6. The method for preparing a photothermal antibacterial, controllable deadhesion intelligent hydrogel dressing for chronic wound care according to claim 2, characterized in that, The room temperature curing time is 4 hours. During the curing process, the aldehyde group on protocatechuic aldehyde undergoes Schiff base covalent bonding with the amino group on the gelatin molecular chain, in conjunction with protocatechuic aldehyde-Fe 3+ Dynamic coordination crosslinking forms the first crosslinking network; During the cross-linking process of the calcium chloride solution, calcium ions undergo ion chelation with sodium alginate molecular chains to form a second cross-linking network, ultimately constructing an interpenetrating double cross-linking network structure. The purpose is to overcome the phase transition defect of pure gelatin at a physiological temperature of 37°C, improve the mechanical strength of hydrogel, and endow hydrogel with adhesive, photothermal antibacterial and anti-inflammatory functions.

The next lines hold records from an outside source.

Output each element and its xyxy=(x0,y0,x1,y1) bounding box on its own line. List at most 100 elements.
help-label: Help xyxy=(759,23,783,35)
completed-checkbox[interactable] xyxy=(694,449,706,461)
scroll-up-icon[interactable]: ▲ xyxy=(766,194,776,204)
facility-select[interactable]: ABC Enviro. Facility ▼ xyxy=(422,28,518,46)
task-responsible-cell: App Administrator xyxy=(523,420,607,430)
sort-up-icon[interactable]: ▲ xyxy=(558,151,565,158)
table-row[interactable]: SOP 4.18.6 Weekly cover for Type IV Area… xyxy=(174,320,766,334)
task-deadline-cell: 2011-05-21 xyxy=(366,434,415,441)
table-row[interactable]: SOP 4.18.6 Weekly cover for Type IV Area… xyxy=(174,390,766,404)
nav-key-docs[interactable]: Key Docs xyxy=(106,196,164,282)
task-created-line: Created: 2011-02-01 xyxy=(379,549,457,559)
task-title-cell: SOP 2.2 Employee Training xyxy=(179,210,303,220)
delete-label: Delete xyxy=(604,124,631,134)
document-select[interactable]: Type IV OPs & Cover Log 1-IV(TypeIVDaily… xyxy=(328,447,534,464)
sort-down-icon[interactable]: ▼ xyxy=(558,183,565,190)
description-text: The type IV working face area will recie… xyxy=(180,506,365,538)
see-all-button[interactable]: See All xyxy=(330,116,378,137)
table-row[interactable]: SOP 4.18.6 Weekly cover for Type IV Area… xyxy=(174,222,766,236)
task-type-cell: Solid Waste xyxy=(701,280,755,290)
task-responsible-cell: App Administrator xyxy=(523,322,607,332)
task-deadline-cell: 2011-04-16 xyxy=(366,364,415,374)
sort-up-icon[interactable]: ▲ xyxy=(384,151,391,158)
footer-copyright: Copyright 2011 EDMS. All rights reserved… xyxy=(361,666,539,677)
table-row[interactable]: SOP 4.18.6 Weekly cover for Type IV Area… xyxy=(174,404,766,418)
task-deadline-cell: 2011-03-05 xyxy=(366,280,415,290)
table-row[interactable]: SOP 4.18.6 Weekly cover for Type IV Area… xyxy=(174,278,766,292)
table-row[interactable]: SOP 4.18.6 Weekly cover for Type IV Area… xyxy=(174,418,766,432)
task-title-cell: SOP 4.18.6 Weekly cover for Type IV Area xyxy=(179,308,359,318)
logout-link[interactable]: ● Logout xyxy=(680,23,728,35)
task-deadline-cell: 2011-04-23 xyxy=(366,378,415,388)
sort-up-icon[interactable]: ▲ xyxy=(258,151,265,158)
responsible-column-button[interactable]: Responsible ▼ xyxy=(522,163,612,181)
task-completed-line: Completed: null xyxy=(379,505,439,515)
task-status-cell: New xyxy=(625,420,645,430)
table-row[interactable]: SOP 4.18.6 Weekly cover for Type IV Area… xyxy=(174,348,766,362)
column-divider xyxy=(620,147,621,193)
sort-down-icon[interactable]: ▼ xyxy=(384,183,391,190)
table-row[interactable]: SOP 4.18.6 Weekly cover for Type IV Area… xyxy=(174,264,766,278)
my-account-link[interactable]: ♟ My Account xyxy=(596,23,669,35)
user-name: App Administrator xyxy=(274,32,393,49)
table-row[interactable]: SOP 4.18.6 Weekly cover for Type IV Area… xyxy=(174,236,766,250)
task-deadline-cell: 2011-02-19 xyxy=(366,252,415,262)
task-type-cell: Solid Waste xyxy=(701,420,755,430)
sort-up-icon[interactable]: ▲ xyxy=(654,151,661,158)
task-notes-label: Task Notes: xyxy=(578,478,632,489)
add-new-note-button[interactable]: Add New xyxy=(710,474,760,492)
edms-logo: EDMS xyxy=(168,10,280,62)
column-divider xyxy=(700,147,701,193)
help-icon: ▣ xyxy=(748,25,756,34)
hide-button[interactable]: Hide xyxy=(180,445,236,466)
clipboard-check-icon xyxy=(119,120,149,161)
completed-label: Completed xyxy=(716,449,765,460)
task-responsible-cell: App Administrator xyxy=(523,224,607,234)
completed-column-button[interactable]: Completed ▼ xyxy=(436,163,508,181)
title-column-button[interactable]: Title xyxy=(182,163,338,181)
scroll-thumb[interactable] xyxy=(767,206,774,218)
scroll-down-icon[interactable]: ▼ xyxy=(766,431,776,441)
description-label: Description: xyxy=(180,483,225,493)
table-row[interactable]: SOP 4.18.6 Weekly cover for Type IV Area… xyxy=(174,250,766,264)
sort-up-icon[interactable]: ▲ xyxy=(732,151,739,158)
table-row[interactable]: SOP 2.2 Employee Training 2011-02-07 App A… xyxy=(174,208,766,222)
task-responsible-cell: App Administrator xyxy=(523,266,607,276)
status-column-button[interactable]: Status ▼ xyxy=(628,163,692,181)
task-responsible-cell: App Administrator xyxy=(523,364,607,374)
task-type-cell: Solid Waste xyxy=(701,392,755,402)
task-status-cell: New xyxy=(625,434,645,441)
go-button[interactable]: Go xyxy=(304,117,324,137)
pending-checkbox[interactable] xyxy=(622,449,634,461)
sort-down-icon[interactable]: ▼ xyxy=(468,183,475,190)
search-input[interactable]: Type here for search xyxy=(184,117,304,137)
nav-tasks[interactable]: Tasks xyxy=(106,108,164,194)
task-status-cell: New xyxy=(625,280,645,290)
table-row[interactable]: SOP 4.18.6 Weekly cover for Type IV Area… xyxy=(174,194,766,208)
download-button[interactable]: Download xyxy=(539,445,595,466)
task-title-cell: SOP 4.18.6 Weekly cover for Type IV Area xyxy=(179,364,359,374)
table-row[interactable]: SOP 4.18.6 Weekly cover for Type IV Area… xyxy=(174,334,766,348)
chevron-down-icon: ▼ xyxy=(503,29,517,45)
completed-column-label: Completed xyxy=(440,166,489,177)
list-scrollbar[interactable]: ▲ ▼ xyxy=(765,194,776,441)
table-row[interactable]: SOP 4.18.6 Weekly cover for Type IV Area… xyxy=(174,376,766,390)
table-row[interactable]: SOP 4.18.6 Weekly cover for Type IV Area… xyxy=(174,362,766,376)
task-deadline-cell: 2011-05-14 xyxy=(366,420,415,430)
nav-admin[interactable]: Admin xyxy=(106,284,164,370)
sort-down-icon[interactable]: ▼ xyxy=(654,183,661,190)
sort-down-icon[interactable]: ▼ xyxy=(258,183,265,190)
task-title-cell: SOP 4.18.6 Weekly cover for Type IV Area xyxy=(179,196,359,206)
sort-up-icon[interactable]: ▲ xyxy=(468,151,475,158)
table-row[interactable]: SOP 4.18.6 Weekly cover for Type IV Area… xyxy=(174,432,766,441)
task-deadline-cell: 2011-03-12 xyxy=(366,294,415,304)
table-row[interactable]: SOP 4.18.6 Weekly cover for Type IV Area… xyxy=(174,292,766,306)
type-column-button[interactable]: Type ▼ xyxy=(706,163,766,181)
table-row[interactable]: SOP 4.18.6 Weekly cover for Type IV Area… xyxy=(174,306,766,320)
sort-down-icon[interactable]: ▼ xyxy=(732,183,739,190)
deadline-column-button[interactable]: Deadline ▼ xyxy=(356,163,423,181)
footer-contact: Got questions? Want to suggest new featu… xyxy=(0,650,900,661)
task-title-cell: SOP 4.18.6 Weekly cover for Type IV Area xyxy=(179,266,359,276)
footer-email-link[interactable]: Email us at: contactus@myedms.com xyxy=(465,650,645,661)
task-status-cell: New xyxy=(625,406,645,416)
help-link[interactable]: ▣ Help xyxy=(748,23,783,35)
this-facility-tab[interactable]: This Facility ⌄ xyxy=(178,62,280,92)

7. The method for preparing a photothermal antibacterial, controllable deadhesion intelligent hydrogel dressing for chronic wound care according to claim 2, characterized in that, The calcium chloride solution had a concentration of 200 μM and a crosslinking time of 30 min; the DTPA debinding agent was a 0.1 mol / L DTPA aqueous solution, and DTPA reacted with Fe... 3+ The chelation stability constant is much higher than that of protocatechuic aldehyde and Fe. 3+ The coordination stability constant can specifically cleave protocatechualdehyde-Fe 3+ The dynamic coordination bonds take effect within 30 seconds after spraying, and complete debinding can be achieved within 30 seconds to 5 minutes. The debinding time can be precisely controlled by DTPA concentration and spraying dosage, offering high controllability. This competitive chelation debinding mechanism is applicable to all Fe-based coatings. 3+ Ca 2+ The hydrogel system with metal ion coordination crosslinking has good system universality; by spraying it onto the interface between the hydrogel and the wound, gentle and controllable debonding can be achieved within 5 minutes.